Researchers from the Life and Health Sciences Research Institute of the University of Minho have developed a new method for the diagnosis of patients with Invasive pulmonary aspergillosis (IPA). The invention has the potential to overcome the limitations of current diagnostic assays based on fungal surrogate markers (e.g., galactomannan and beta-D-glucan detection, Aspergillus PCR, culture, microscopy, etc.) in terms of sensitive, specific, and early detection of invasive aspergillosis.
The invention concerns the identification of novel host- and fungal-derived metabolites in the serum of patients suffering from invasive pulmonary aspergillosis. Invasive pulmonary aspergillosis (IPA) is a life-threatening infection caused predominantly by the opportunistic fungus Aspergillus fumigatus. It is commonly diagnosed among patients with immunological deficits, including haematological patients or recipients of hematopoietic stem-cell transplantation. Established infection is difficult to eradicate, resulting in unacceptable mortality rates. Vaccines are not available and accurate diagnosis is challenging. Risk of infection and its clinical outcome vary significantly even among patients with similar predisposing clinical conditions. Consequently, there is a pressing demand for new and improved diagnostic methods for IPA.
Innovative Aspects and Main advantages
Currently available diagnostic assays for IPA are limited in their sensitivity, specificity, and early detection capabilities. Our metabolomic-based approach overcomes these limitations by detecting both host- and fungal-derived metabolites, providing a more accurate diagnosis. This technology has the potential to improve patient outcomes and reduce healthcare costs by enabling early and accurate diagnosis of IPA.

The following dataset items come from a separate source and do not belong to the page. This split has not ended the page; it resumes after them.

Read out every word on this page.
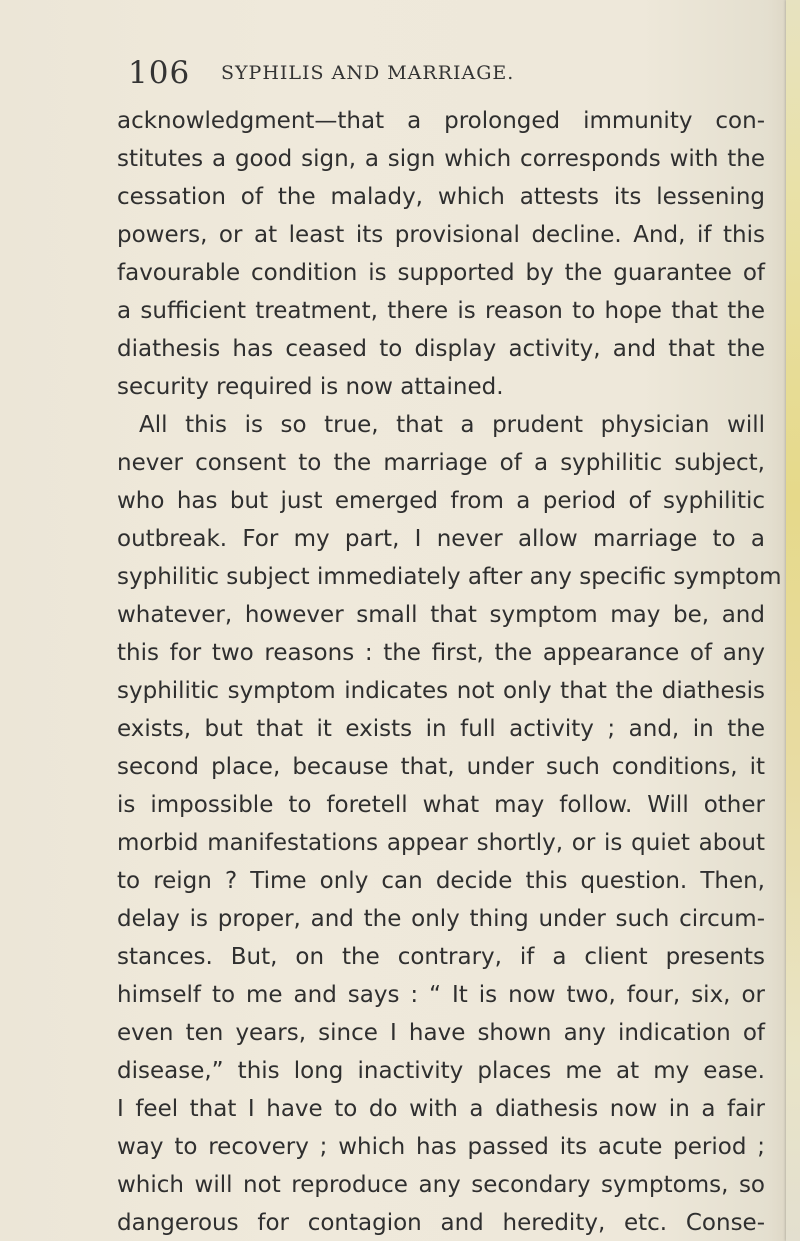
106 SYPHILIS AND MARRIAGE.
acknowledgment—that a prolonged immunity con-
stitutes a good sign, a sign which corresponds with the
cessation of the malady, which attests its lessening
powers, or at least its provisional decline. And, if this
favourable condition is supported by the guarantee of
a sufficient treatment, there is reason to hope that the
diathesis has ceased to display activity, and that the
security required is now attained.
All this is so true, that a prudent physician will
never consent to the marriage of a syphilitic subject,
who has but just emerged from a period of syphilitic
outbreak. For my part, I never allow marriage to a
syphilitic subject immediately after any specific symptom
whatever, however small that symptom may be, and
this for two reasons : the first, the appearance of any
syphilitic symptom indicates not only that the diathesis
exists, but that it exists in full activity ; and, in the
second place, because that, under such conditions, it
is impossible to foretell what may follow. Will other
morbid manifestations appear shortly, or is quiet about
to reign ? Time only can decide this question. Then,
delay is proper, and the only thing under such circum-
stances. But, on the contrary, if a client presents
himself to me and says : “ It is now two, four, six, or
even ten years, since I have shown any indication of
disease,” this long inactivity places me at my ease.
I feel that I have to do with a diathesis now in a fair
way to recovery ; which has passed its acute period ;
which will not reproduce any secondary symptoms, so
dangerous for contagion and heredity, etc. Conse-
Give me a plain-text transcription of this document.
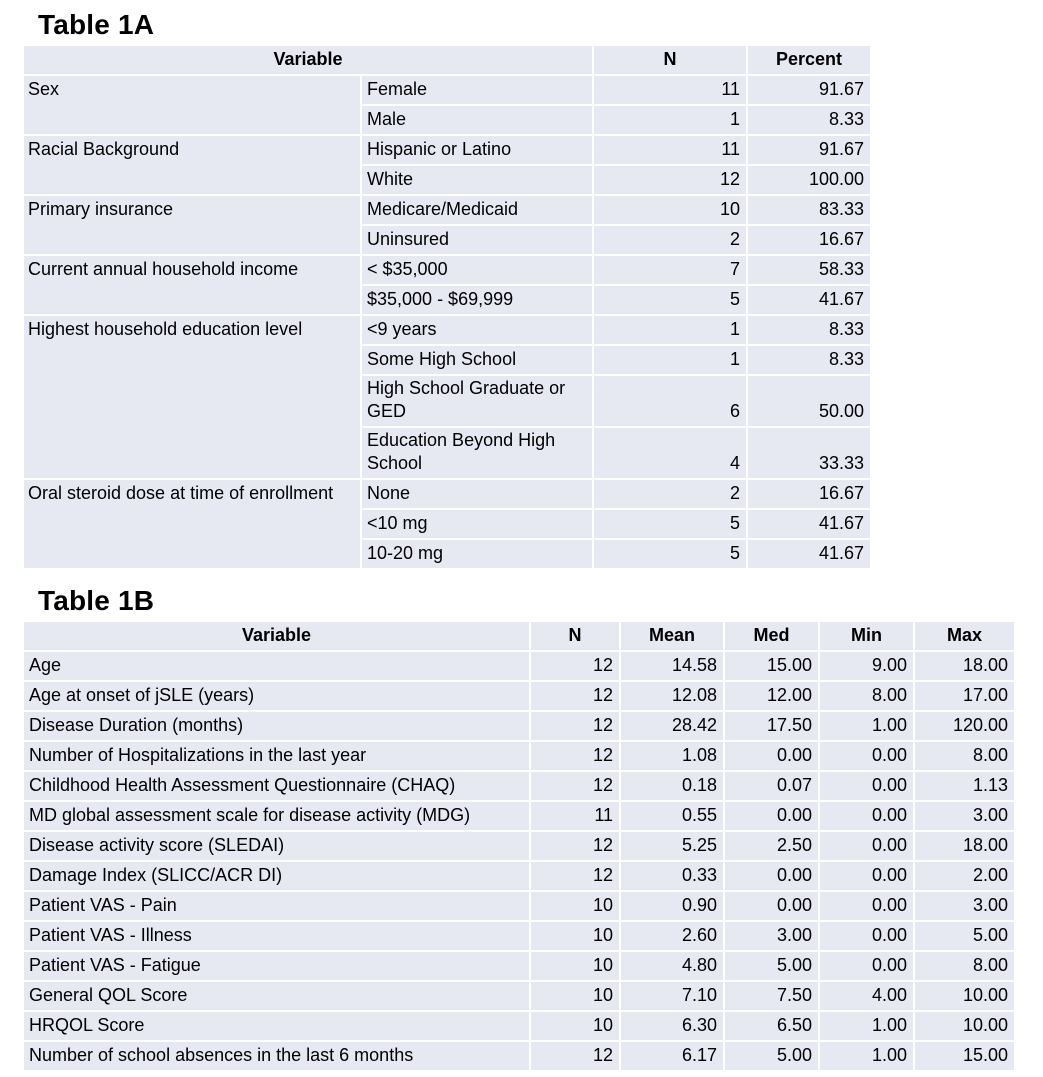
Table 1A
Variable		N	Percent
Sex	Female	11	91.67
	Male	1	8.33
Racial Background	Hispanic or Latino	11	91.67
	White	12	100.00
Primary insurance	Medicare/Medicaid	10	83.33
	Uninsured	2	16.67
Current annual household income	< $35,000	7	58.33
	$35,000 - $69,999	5	41.67
Highest household education level	<9 years	1	8.33
	Some High School	1	8.33
	High School Graduate or GED	6	50.00
	Education Beyond High School	4	33.33
Oral steroid dose at time of enrollment	None	2	16.67
	<10 mg	5	41.67
	10-20 mg	5	41.67
Table 1B
Variable	N	Mean	Med	Min	Max
Age	12	14.58	15.00	9.00	18.00
Age at onset of jSLE (years)	12	12.08	12.00	8.00	17.00
Disease Duration (months)	12	28.42	17.50	1.00	120.00
Number of Hospitalizations in the last year	12	1.08	0.00	0.00	8.00
Childhood Health Assessment Questionnaire (CHAQ)	12	0.18	0.07	0.00	1.13
MD global assessment scale for disease activity (MDG)	11	0.55	0.00	0.00	3.00
Disease activity score (SLEDAI)	12	5.25	2.50	0.00	18.00
Damage Index (SLICC/ACR DI)	12	0.33	0.00	0.00	2.00
Patient VAS - Pain	10	0.90	0.00	0.00	3.00
Patient VAS - Illness	10	2.60	3.00	0.00	5.00
Patient VAS - Fatigue	10	4.80	5.00	0.00	8.00
General QOL Score	10	7.10	7.50	4.00	10.00
HRQOL Score	10	6.30	6.50	1.00	10.00
Number of school absences in the last 6 months	12	6.17	5.00	1.00	15.00
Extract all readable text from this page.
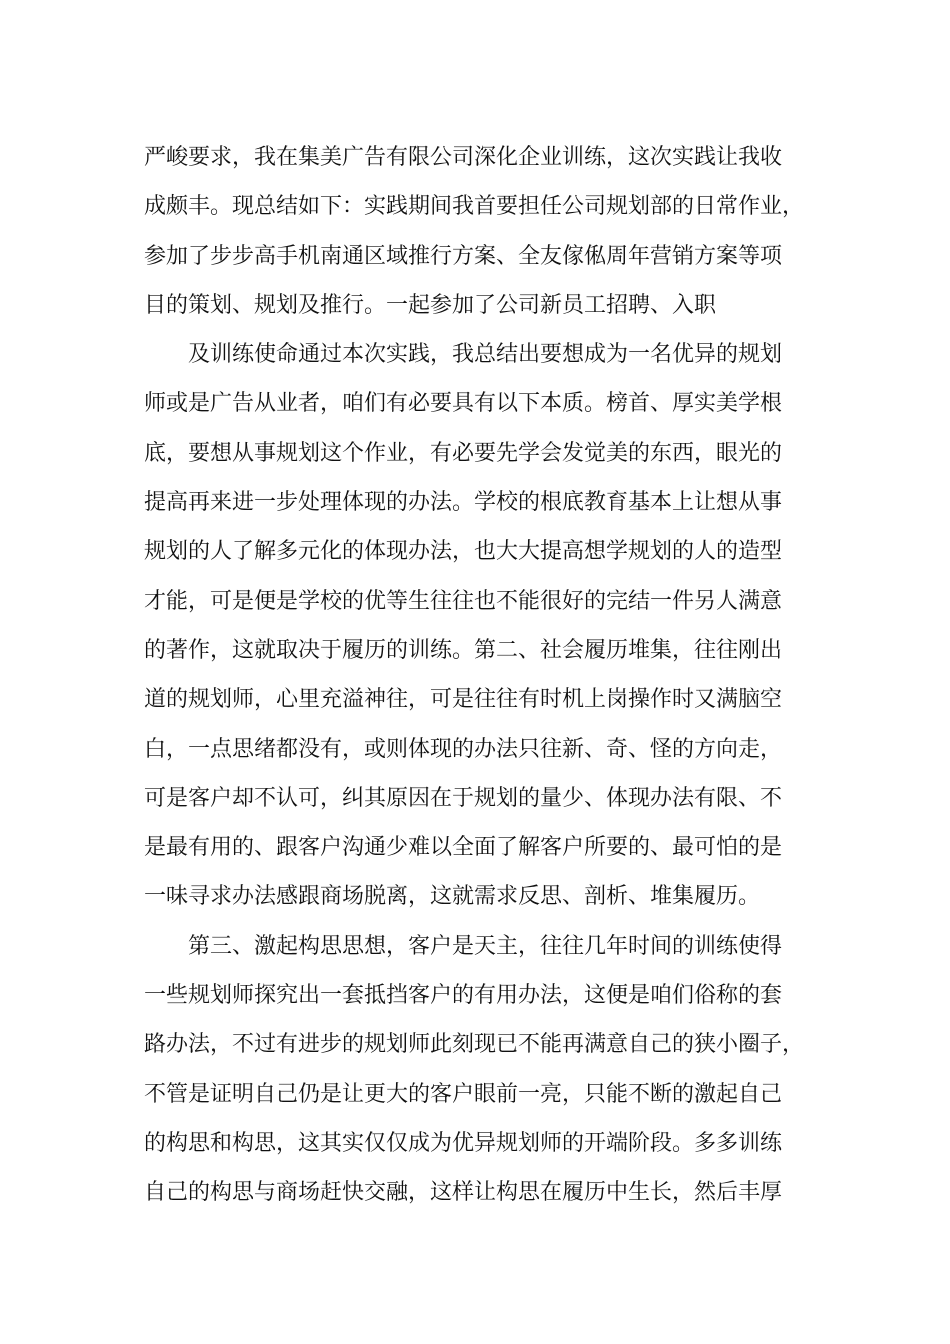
严峻要求，我在集美广告有限公司深化企业训练，这次实践让我收
成颇丰。现总结如下：实践期间我首要担任公司规划部的日常作业，
参加了步步高手机南通区域推行方案、全友傢俬周年营销方案等项
目的策划、规划及推行。一起参加了公司新员工招聘、入职
及训练使命通过本次实践，我总结出要想成为一名优异的规划
师或是广告从业者，咱们有必要具有以下本质。榜首、厚实美学根
底，要想从事规划这个作业，有必要先学会发觉美的东西，眼光的
提高再来进一步处理体现的办法。学校的根底教育基本上让想从事
规划的人了解多元化的体现办法，也大大提高想学规划的人的造型
才能，可是便是学校的优等生往往也不能很好的完结一件另人满意
的著作，这就取决于履历的训练。第二、社会履历堆集，往往刚出
道的规划师，心里充溢神往，可是往往有时机上岗操作时又满脑空
白，一点思绪都没有，或则体现的办法只往新、奇、怪的方向走，
可是客户却不认可，纠其原因在于规划的量少、体现办法有限、不
是最有用的、跟客户沟通少难以全面了解客户所要的、最可怕的是
一味寻求办法感跟商场脱离，这就需求反思、剖析、堆集履历。
第三、激起构思思想，客户是天主，往往几年时间的训练使得
一些规划师探究出一套抵挡客户的有用办法，这便是咱们俗称的套
路办法，不过有进步的规划师此刻现已不能再满意自己的狭小圈子，
不管是证明自己仍是让更大的客户眼前一亮，只能不断的激起自己
的构思和构思，这其实仅仅成为优异规划师的开端阶段。多多训练
自己的构思与商场赶快交融，这样让构思在履历中生长，然后丰厚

The potential of this invention is related to its use in fungal diagnostics as it allows for discrimination between cases of fungal infection and non-infected patients. The technology might interest companies involved in fungal diagnostics, including pharmaceutical companies, clinical laboratories, and medical device manufacturers.
Stage of Development
The diagnostic performance of specific metabolites has been confirmed in “real-life” clinical samples and a validation study is underway. A prototype for a portable assay will be designed to detect the most promising class of metabolites, avoiding the need for mass spectroscopy.
Intellectual Property Rights
We intend to file a patent for the technology.
The team is looking for companies willing to discuss research collaborations or/and licensing arrangements for commercial exploitation of the technology.